Sur la route
Repenser les rues du Québec pour mieux protéger les piétons
Des dizaines de piétons perdent la vie chaque année au Québec après avoir été heurtés par un véhicule. Si la vitesse et le nombre de voitures sur les routes sont largement en cause, la signalisation — plus ou moins claire — des intersections contribue aussi grandement au problème.
Alors que Montréal limitera davantage la vitesse de circulation des véhicules sur son territoire d’ici 2018, des experts et acteurs du milieu estiment qu’il faudrait aussi s’attaquer à l’aménagement des rues pour véritablement réduire le nombre de collisions entre piétons et automobiles.

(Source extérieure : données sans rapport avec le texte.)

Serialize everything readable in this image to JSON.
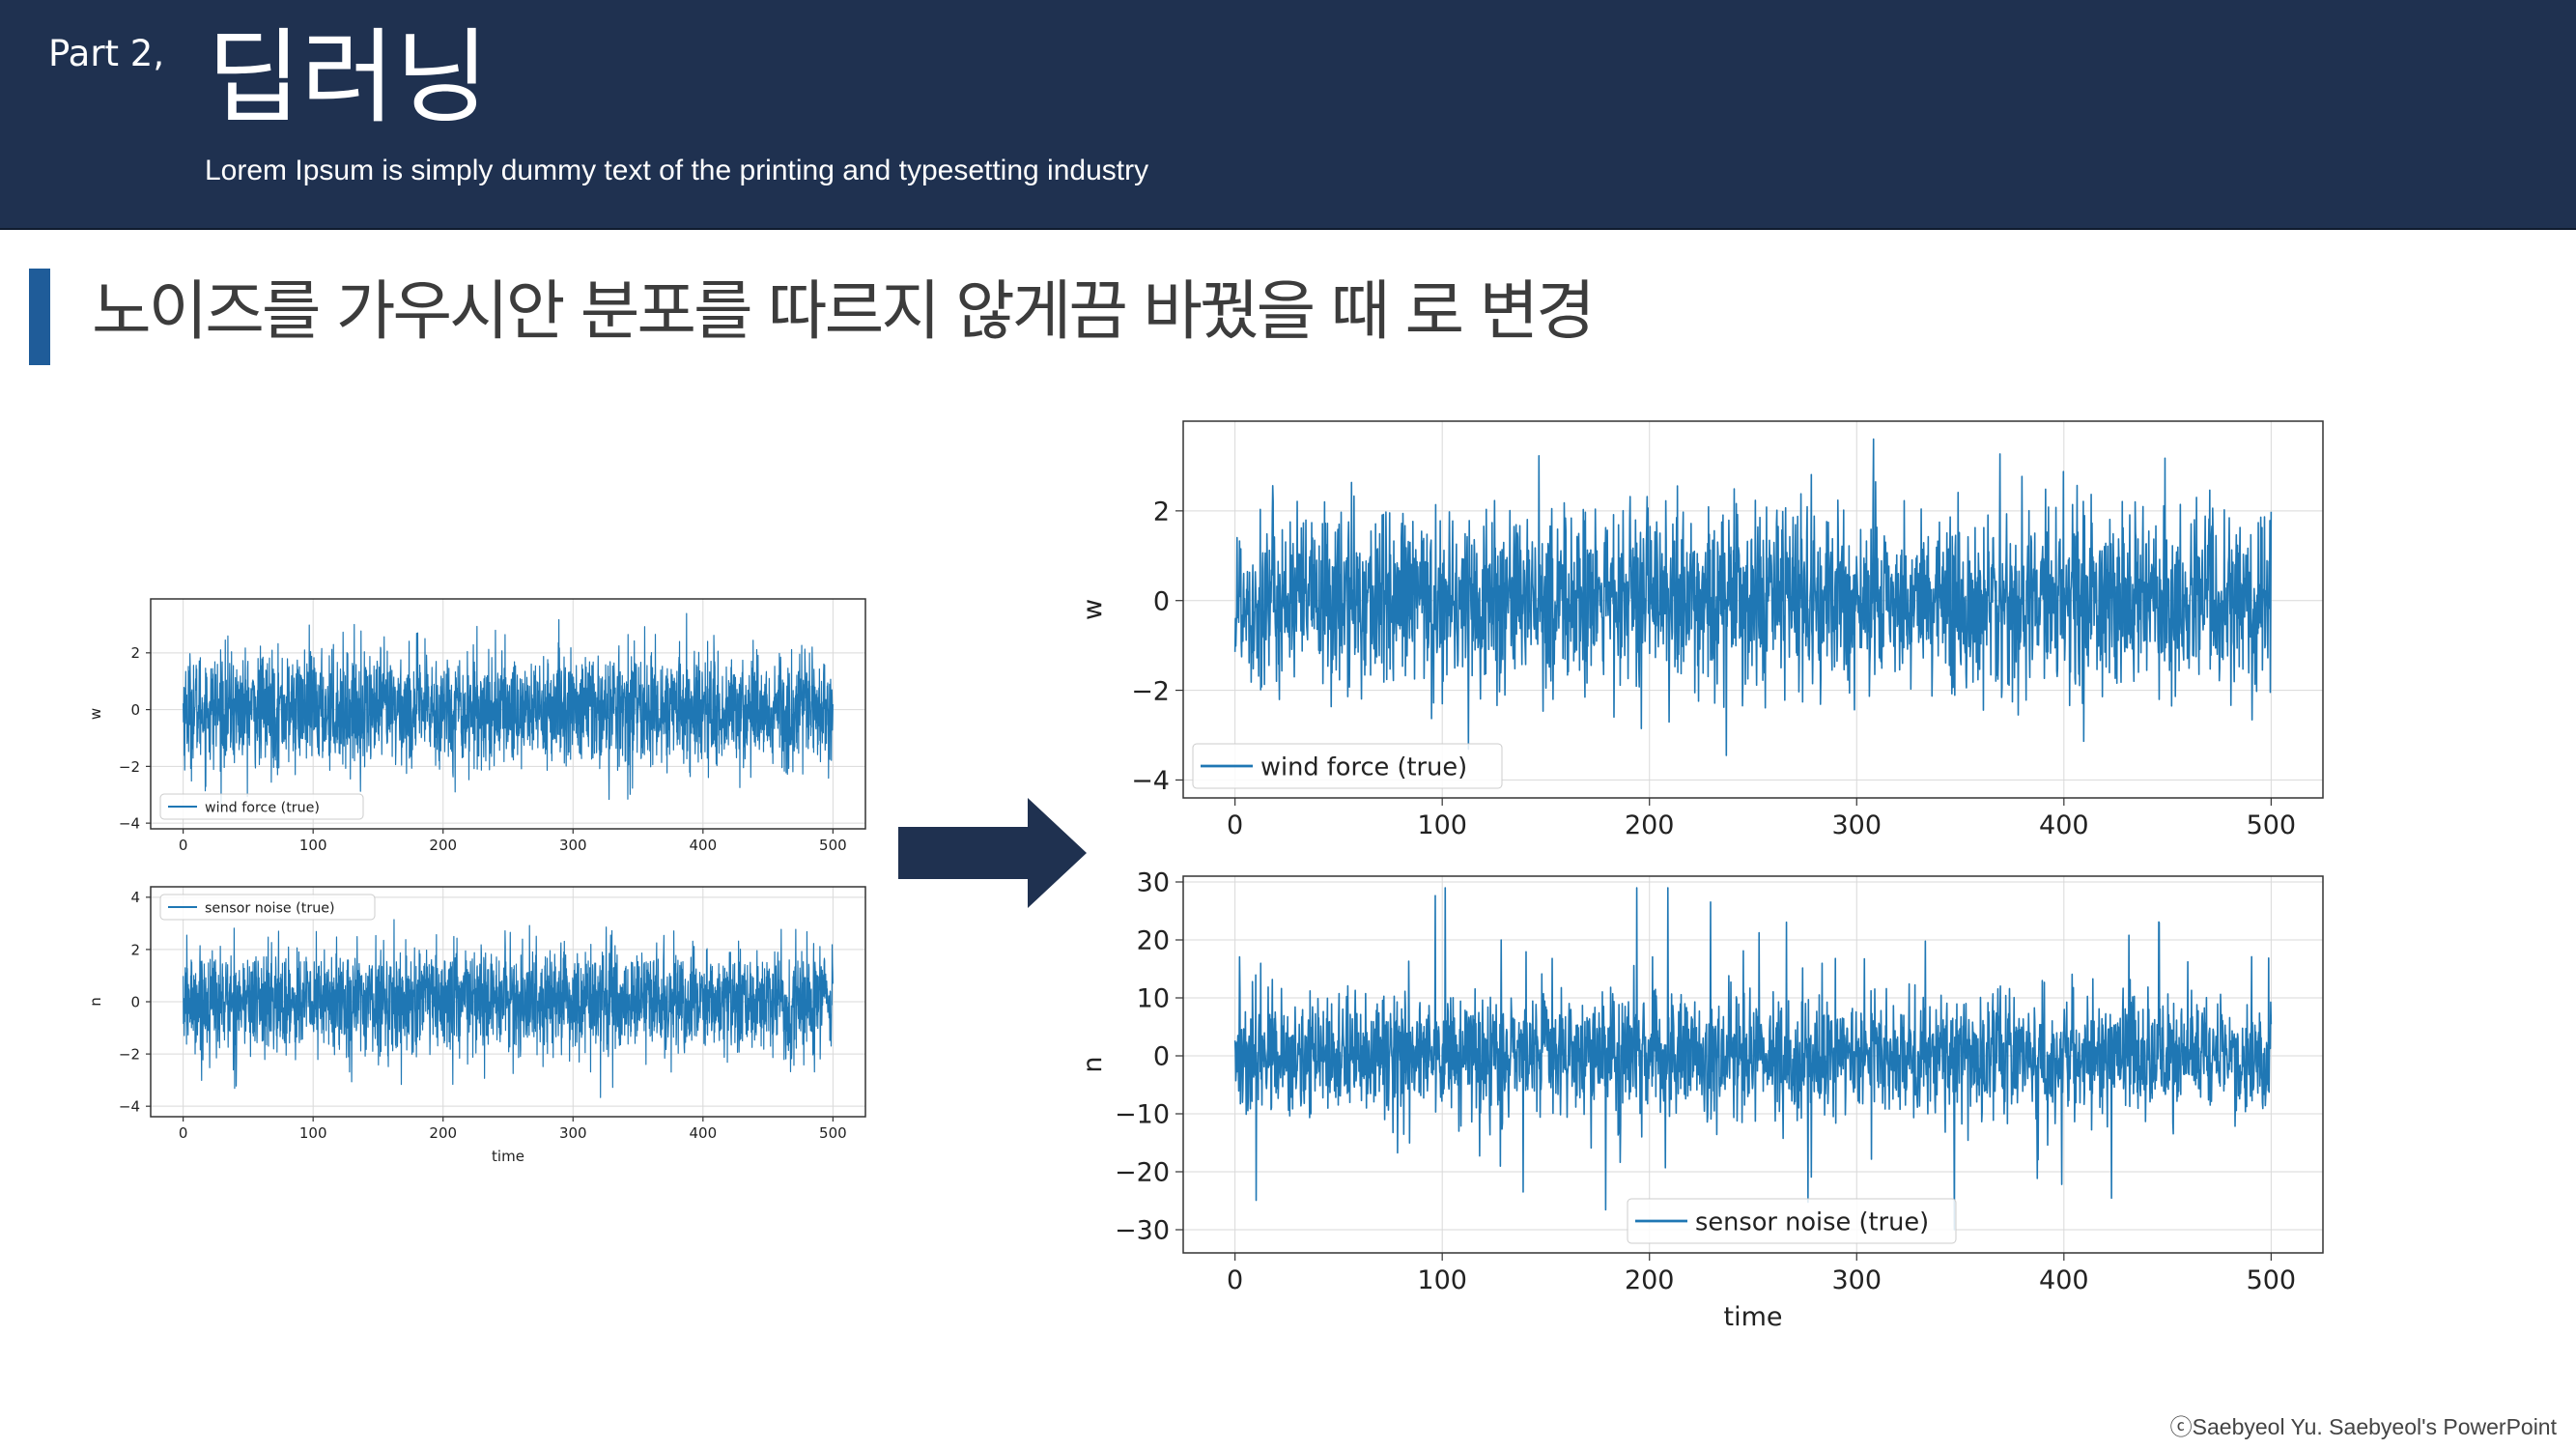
{
  "header": {
    "part_label": "Part 2,",
    "title": "딥러닝",
    "subtitle": "Lorem Ipsum is simply dummy text of the printing and typesetting industry"
  },
  "section": {
    "title": "노이즈를 가우시안 분포를 따르지 않게끔 바꿨을 때 로 변경"
  },
  "footer": {
    "credit": "ⓒSaebyeol Yu. Saebyeol's PowerPoint"
  },
  "colors": {
    "header_bg": "#1f3150",
    "accent_bar": "#1f5c99",
    "series": "#1f77b4",
    "arrow": "#1f3150"
  },
  "chart_data": [
    {
      "id": "small_w",
      "type": "line",
      "ylabel": "w",
      "xlabel": "",
      "x_range": [
        0,
        500
      ],
      "ylim": [
        -4.2,
        3.9
      ],
      "xticks": [
        0,
        100,
        200,
        300,
        400,
        500
      ],
      "yticks": [
        -4,
        -2,
        0,
        2
      ],
      "legend": "wind force (true)",
      "legend_position": "lower-left",
      "grid": true,
      "series": [
        {
          "name": "wind force (true)",
          "distribution": "gaussian",
          "sigma": 1.0,
          "min": -3.9,
          "max": 3.6
        }
      ]
    },
    {
      "id": "small_n",
      "type": "line",
      "ylabel": "n",
      "xlabel": "time",
      "x_range": [
        0,
        500
      ],
      "ylim": [
        -4.4,
        4.4
      ],
      "xticks": [
        0,
        100,
        200,
        300,
        400,
        500
      ],
      "yticks": [
        -4,
        -2,
        0,
        2,
        4
      ],
      "legend": "sensor noise (true)",
      "legend_position": "upper-left",
      "grid": true,
      "series": [
        {
          "name": "sensor noise (true)",
          "distribution": "gaussian",
          "sigma": 1.0,
          "min": -3.8,
          "max": 4.1
        }
      ]
    },
    {
      "id": "large_w",
      "type": "line",
      "ylabel": "w",
      "xlabel": "",
      "x_range": [
        0,
        500
      ],
      "ylim": [
        -4.4,
        4.0
      ],
      "xticks": [
        0,
        100,
        200,
        300,
        400,
        500
      ],
      "yticks": [
        -4,
        -2,
        0,
        2
      ],
      "legend": "wind force (true)",
      "legend_position": "lower-left",
      "grid": true,
      "series": [
        {
          "name": "wind force (true)",
          "distribution": "gaussian",
          "sigma": 1.0,
          "min": -4.0,
          "max": 3.6
        }
      ]
    },
    {
      "id": "large_n",
      "type": "line",
      "ylabel": "n",
      "xlabel": "time",
      "x_range": [
        0,
        500
      ],
      "ylim": [
        -34,
        31
      ],
      "xticks": [
        0,
        100,
        200,
        300,
        400,
        500
      ],
      "yticks": [
        -30,
        -20,
        -10,
        0,
        10,
        20,
        30
      ],
      "legend": "sensor noise (true)",
      "legend_position": "lower-center",
      "grid": true,
      "series": [
        {
          "name": "sensor noise (true)",
          "distribution": "heavy-tailed (non-gaussian)",
          "sigma": 5.0,
          "min": -30,
          "max": 29
        }
      ]
    }
  ]
}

Aux yeux de la co-porteparole de Piétons Québec, Jeanne Robin, encourager chaque individu à améliorer sa conduite est insuffisant. Il faut plutôt penser collectivement et « revoir l’aménagement des villes, notamment aux intersections où se déroulent la majorité des accidents».
En 2016, 63 piétons sont décédés sur le territoire québécois après avoir été heurtés par un véhicule, selon le bilan routier de la Société de l’assurance automobile du Québec (SAAQ), soit 40% de plus qu’en 2015.
« Lors de la création des grandes artères, personne ne prévoyait la cohabitation d’autant de véhicules motorisés avec des piétons», ajoute Mme Robin.
Et les chercheurs dans le milieu lui donnent raison. « Plus une intersection va être claire et bien indiquée moins le piéton prendra de risque », affirme le professeur en aménagement à l’Université de Montréal Sébastien Lord, qui vient de publier une étude consacrée aux rapports entre piétons et automobilistes dans la revue Accident Analysis and Prévention.
Avec d’autres chercheurs de l’Université de Montréal, de l’Institut national de la recherche scientifique (INRS) et de l’École des sciences de la gestion de l’UQAM, il a analysé la façon dont les personnes âgées et les enfants — qui sont les plus vulnérables et les plus touchés par ce problème — traversent les passages piétons aux intersections. En tout, ils ont observé 4687 piétons à 278 intersections réparties dans cinq villes du Québec: Montréal, Laval, Longueuil, Québec et Gatineau.
Les résultats sont sans équivoque: l’aménagement spatial revêt une grande importance dans les comportements de traversée des individus. «Le piéton a besoin de savoir quand traverser et s’il a le temps pour le faire. Un bon affichage ou marquage lui permet de trouver sa place et de comprendre quand c’est le temps d’arrêter et de laisser passer», explique M. Lord.
Ainsi, certains types d’aménagements entraînent presque systématiquement des risques élevés de conflit entre piétons et automobilistes: des marquages au sol presque effacés, de grandes artères à traverser, ou encore un manque de visibilité due aux voitures stationnées près du passage piéton. À l’inverse, «une saillie de trottoir pour réduire la largeur, un passage piéton texturé, une rue à sens unique ou des décomptes de feu de signalisation d’une durée cohérente» favorisent un partage de la route sécuritaire, d’après les observations des chercheurs.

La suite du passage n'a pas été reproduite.